Sap b4 extraction utils

Utilities module for SAP B4 extraction processes.

`ADSOTypes` ¶

Bases: Enum

Standardise the types of ADSOs we can have for Extractions from SAP B4.

Source code in mkdocs/lakehouse_engine/packages/utils/extraction/sap_b4_extraction_utils.py

class ADSOTypes(Enum):
    """Standardise the types of ADSOs we can have for Extractions from SAP B4."""

    AQ: str = "AQ"
    CL: str = "CL"
    SUPPORTED_TYPES: list = [AQ, CL]

`SAPB4Extraction` `dataclass` ¶

Bases: JDBCExtraction

Configurations available for an Extraction from SAP B4.

It inherits from JDBCExtraction configurations, so it can use and/or overwrite those configurations.

These configurations cover:

latest_timestamp_input_col: the column containing the request timestamps in the dataset in latest_timestamp_data_location. Default: REQTSN.
request_status_tbl: the name of the SAP B4 table having information about the extraction requests. Composed of database.table. Default: SAPHANADB.RSPMREQUEST.
request_col_name: name of the column having the request timestamp to join with the request status table. Default: REQUEST_TSN.
data_target: the data target to extract from. User in the join operation with the request status table.
act_req_join_condition: the join condition into activation table can be changed using this property. Default: 'tbl.reqtsn = req.request_col_name'.
include_changelog_tech_cols: whether to include the technical columns (usually coming from the changelog) table or not.
extra_cols_req_status_tbl: columns to be added from request status table. It needs to contain the prefix "req.". E.g. "req.col1 as column_one, req.col2 as column_two".
request_status_tbl_filter: filter to use for filtering the request status table, influencing the calculation of the max timestamps and the delta extractions.
adso_type: the type of ADSO that you are extracting from. Can be "AQ" or "CL".
max_timestamp_custom_schema: the custom schema to apply on the calculation of the max timestamp to consider for the delta extractions. Default: timestamp DECIMAL(23,0).
default_max_timestamp: the timestamp to use as default, when it is not possible to derive one.
custom_schema: specify custom_schema for particular columns of the returned dataframe in the init/delta extraction of the source table.

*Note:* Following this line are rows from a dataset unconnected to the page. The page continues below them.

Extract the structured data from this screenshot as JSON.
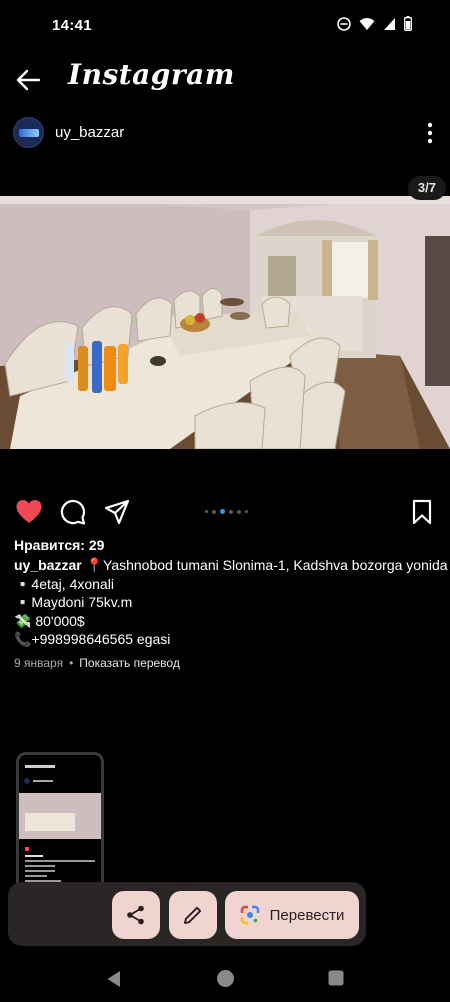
{
  "status": {
    "time": "14:41"
  },
  "app": {
    "title": "Instagram"
  },
  "post": {
    "username": "uy_bazzar",
    "counter": "3/7",
    "likes": "Нравится: 29",
    "caption": {
      "user": "uy_bazzar",
      "lines": [
        "📍Yashnobod tumani Slonima-1, Kadshva bozorga yonida",
        "▫️4etaj, 4xonali",
        "▫️Maydoni 75kv.m",
        "💸 80'000$",
        "📞+998998646565 egasi"
      ]
    },
    "date": "9 января",
    "translate_link": "Показать перевод"
  },
  "toolbar": {
    "translate_label": "Перевести"
  },
  "colors": {
    "like": "#ed4956",
    "chip": "#f0d4cf",
    "active_dot": "#3897f0"
  },
  "icons": [
    "back-arrow-icon",
    "more-vertical-icon",
    "heart-icon",
    "comment-icon",
    "send-icon",
    "bookmark-icon",
    "share-icon",
    "edit-icon",
    "google-lens-icon"
  ]
}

Source code in mkdocs/lakehouse_engine/packages/utils/extraction/sap_b4_extraction_utils.py

@dataclass
class SAPB4Extraction(JDBCExtraction):
    """Configurations available for an Extraction from SAP B4.

    It inherits from JDBCExtraction configurations, so it can use
    and/or overwrite those configurations.

    These configurations cover:

    - latest_timestamp_input_col: the column containing the request timestamps
        in the dataset in latest_timestamp_data_location. Default: REQTSN.
    - request_status_tbl: the name of the SAP B4 table having information
        about the extraction requests. Composed of database.table.
        Default: SAPHANADB.RSPMREQUEST.
    - request_col_name: name of the column having the request timestamp to join
        with the request status table. Default: REQUEST_TSN.
    - data_target: the data target to extract from. User in the join operation with
        the request status table.
    - act_req_join_condition: the join condition into activation table
        can be changed using this property.
        Default: 'tbl.reqtsn = req.request_col_name'.
    - include_changelog_tech_cols: whether to include the technical columns
        (usually coming from the changelog) table or not.
    - extra_cols_req_status_tbl: columns to be added from request status table.
        It needs to contain the prefix "req.". E.g. "req.col1 as column_one,
        req.col2 as column_two".
    - request_status_tbl_filter: filter to use for filtering the request status table,
        influencing the calculation of the max timestamps and the delta extractions.
    - adso_type: the type of ADSO that you are extracting from. Can be "AQ" or "CL".
    - max_timestamp_custom_schema: the custom schema to apply on the calculation of
        the max timestamp to consider for the delta extractions.
        Default: timestamp DECIMAL(23,0).
    - default_max_timestamp: the timestamp to use as default, when it is not possible
        to derive one.
    - custom_schema: specify custom_schema for particular columns of the
        returned dataframe in the init/delta extraction of the source table.
    """

    latest_timestamp_input_col: str = "REQTSN"
    request_status_tbl: str = "SAPHANADB.RSPMREQUEST"
    request_col_name: str = "REQUEST_TSN"
    data_target: Optional[str] = None
    act_req_join_condition: Optional[str] = None
    include_changelog_tech_cols: Optional[bool] = None
    extra_cols_req_status_tbl: Optional[str] = None
    request_status_tbl_filter: Optional[str] = None
    adso_type: Optional[str] = None
    max_timestamp_custom_schema: str = "timestamp DECIMAL(23,0)"
    default_max_timestamp: str = "1970000000000000000000"
    custom_schema: str = "REQTSN DECIMAL(23,0)"